On 25 June 2013, after revelations of collaboration between the NSA and GCHQ, British journalist and documentary maker Sarfraz Manzoor tweeted that "Now would be a good time to pitch a British remake of The Lives of Others." On 16 July 2013, American novelist and frequent cable news commentator Brad Thor stated: "At what point did the Obama administration acquire the rights to reenact The Lives of Others?"

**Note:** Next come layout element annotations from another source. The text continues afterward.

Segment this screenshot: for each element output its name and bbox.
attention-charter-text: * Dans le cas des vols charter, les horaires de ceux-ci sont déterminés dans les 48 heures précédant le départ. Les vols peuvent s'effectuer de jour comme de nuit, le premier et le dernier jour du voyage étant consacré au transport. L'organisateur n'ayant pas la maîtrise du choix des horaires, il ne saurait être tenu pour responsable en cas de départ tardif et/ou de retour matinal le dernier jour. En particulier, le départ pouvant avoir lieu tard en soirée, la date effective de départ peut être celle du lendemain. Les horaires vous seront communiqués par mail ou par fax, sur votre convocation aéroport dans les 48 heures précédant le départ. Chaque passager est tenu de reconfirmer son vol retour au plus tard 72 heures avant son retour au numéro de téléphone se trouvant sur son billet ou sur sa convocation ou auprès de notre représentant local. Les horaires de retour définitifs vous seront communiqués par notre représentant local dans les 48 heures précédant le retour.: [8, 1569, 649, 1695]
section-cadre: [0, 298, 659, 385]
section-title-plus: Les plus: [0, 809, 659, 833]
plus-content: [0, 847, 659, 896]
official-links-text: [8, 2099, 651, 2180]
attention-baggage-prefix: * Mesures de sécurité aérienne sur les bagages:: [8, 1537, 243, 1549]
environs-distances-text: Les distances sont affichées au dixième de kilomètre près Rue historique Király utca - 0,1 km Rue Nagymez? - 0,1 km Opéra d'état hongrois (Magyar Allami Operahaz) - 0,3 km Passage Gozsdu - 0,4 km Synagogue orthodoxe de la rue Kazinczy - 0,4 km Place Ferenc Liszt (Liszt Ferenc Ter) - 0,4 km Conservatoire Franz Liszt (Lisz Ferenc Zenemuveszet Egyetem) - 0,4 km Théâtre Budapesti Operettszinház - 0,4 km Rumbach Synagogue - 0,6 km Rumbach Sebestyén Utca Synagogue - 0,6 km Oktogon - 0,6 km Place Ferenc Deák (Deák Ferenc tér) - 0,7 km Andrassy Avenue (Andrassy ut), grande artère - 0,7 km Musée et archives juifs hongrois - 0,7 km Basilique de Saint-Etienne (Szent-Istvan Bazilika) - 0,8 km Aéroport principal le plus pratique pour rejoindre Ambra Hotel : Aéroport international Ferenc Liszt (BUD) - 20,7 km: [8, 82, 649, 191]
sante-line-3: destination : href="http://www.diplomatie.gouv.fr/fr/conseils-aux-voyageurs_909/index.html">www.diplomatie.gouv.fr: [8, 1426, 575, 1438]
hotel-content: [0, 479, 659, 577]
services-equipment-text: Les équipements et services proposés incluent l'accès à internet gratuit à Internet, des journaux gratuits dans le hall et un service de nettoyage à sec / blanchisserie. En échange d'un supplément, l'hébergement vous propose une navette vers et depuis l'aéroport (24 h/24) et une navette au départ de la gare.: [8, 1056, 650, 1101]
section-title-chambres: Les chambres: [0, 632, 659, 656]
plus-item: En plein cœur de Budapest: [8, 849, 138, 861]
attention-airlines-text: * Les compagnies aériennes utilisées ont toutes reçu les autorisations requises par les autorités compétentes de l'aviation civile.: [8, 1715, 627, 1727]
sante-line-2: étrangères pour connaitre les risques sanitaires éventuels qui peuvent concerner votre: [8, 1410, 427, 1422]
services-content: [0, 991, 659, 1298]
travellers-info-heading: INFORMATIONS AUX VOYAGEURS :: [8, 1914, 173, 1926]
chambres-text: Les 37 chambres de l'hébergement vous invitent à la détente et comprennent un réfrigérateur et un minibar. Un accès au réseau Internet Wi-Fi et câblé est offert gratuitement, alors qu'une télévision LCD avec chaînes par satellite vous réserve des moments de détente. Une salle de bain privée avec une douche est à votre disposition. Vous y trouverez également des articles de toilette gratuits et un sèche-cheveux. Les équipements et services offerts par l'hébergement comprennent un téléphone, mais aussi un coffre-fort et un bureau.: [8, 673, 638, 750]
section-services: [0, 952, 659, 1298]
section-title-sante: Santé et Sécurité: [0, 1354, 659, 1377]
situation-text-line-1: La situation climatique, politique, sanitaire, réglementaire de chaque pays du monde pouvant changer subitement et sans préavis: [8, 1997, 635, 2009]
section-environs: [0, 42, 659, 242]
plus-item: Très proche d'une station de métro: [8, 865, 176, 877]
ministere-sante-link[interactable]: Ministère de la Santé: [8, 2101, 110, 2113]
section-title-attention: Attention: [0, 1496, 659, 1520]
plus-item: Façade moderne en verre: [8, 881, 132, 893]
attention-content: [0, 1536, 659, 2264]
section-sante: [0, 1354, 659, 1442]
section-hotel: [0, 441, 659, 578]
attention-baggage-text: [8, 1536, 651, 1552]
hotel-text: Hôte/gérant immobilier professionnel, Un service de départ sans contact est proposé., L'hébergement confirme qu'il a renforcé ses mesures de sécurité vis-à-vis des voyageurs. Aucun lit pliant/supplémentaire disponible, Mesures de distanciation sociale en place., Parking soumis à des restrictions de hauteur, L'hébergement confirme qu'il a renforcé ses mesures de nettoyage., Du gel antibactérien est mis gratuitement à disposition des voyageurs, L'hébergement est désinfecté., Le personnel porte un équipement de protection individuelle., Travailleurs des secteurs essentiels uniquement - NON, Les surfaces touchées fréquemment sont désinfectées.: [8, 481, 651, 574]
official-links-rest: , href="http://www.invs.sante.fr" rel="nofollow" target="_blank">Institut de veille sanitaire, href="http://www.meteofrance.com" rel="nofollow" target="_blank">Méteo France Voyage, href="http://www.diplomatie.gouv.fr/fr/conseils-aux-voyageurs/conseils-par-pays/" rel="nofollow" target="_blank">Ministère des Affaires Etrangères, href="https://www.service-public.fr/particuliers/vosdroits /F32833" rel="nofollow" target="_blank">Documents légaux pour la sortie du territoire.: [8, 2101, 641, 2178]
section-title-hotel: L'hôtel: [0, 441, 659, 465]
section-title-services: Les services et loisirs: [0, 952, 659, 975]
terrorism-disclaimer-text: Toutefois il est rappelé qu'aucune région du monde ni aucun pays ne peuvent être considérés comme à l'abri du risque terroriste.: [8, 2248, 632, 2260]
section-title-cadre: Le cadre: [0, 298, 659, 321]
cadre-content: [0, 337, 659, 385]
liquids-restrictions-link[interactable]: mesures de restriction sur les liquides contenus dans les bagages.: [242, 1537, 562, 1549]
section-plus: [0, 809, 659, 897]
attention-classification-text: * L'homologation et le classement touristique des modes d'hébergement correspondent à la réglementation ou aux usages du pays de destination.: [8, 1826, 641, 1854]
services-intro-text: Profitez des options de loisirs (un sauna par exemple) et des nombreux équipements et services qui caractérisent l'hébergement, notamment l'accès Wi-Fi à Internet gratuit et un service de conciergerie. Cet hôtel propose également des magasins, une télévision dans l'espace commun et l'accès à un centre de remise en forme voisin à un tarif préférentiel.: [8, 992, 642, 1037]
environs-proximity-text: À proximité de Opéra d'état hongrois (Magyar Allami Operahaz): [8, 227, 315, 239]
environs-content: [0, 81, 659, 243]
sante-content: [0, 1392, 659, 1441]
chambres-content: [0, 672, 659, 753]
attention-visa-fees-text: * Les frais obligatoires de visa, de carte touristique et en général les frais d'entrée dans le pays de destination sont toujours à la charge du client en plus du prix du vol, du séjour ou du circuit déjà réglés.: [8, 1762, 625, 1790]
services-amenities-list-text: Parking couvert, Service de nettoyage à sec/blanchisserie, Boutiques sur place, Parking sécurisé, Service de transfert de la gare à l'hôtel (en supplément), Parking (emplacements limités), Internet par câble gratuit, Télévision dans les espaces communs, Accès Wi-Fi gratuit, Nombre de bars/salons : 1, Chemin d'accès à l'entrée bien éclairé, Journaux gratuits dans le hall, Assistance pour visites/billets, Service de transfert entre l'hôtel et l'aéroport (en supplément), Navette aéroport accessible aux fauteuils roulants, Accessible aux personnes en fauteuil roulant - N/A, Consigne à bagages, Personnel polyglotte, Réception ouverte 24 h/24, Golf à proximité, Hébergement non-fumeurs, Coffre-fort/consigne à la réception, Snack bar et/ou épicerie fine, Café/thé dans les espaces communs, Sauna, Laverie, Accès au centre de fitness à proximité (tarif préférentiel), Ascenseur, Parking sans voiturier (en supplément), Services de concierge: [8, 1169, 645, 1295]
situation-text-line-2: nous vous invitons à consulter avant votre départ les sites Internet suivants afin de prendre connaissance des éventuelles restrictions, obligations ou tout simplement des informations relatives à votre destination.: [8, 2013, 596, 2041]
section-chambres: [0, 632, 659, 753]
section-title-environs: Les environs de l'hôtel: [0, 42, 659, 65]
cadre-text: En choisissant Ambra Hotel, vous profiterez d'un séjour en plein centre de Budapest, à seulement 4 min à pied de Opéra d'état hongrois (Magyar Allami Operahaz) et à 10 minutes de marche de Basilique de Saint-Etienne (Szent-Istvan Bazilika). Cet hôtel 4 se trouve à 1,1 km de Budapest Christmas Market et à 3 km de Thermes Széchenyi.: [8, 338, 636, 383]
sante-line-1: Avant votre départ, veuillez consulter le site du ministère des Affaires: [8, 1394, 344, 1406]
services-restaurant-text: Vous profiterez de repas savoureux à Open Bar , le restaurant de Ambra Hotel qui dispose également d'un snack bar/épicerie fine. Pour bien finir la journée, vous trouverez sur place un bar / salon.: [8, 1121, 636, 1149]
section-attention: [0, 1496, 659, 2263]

French President Nicolas Sarkozy gave an interview in Le Figaro expressing his outrage over his being the target of surveillance. He drew a direct comparison to the film: "This is not a scene from that marvellous film The Lives of Others, about East Germany and the activities of the Stasi. It is not the case of some dictator acting against his political opponents. This is France." Because of this interview, sales of Le Figaro more than doubled.

==Libel suit==
Henckel von Donnersmarck and Ulrich Mühe were successfully sued for libel for an interview in which Mühe asserted that his second wife, Jenny Gröllmann, informed the Stasi about his activities while they were East German citizens through the six years of their marriage. Mühe's former wife denied the claims, although 254 pages of government records detailed her activities. However, Gröllmann's real-life controller later claimed he had made up many of the details in the file and that the actress had been unaware that she was speaking to a Stasi agent.

== Stage adaptation ==

In April 2026 a stage adaptation was announced, directed by Robert Icke and produced by Sonia Friedman, with an opening scheduled for 14 October 2026 at the Adelphi Theatre. It will star Keira Knightley as Sieland, Luke Thompson as Dreyman, and Stephen Dillane as Wiesler.

==Literature and music==
- Florian Henckel von Donnersmarck: Das Leben der anderen. Suhrkamp, Frankfurt am Main 2006, ISBN 3-518-45786-1
- Florian Henckel von Donnersmarck: Das Leben der anderen. Geschwärzte Ausgabe. Suhrkamp, Frankfurt am Main 2007, ISBN 3-518-45908-2
- The piano sonata "Sonata for a Good Man", used as the main transformation point of the Stasi Agent Gerd Wiesler, does not carry the name of the composer, as it is original music written for the film by Gabriel Yared.
- Regarding Beethoven's Appassionata, Lenin is quoted as having said that: "If I keep listening to it, I won't finish the revolution".
- An excerpt from a 1920 poem by Bertold Brecht, "Reminiscence of Marie A.", is recited in the film in a scene in which Wiesler reads it on his couch, having taken it from Dreyman's desk.
- The poem "Versuch es" by Wolfgang Borchert is set to music in the film and played as Dreyman writes the article about suicide. Borchert was a playwright whose life was destroyed by his experience of being drafted into the Wehrmacht in World War II and fighting on the Eastern Front.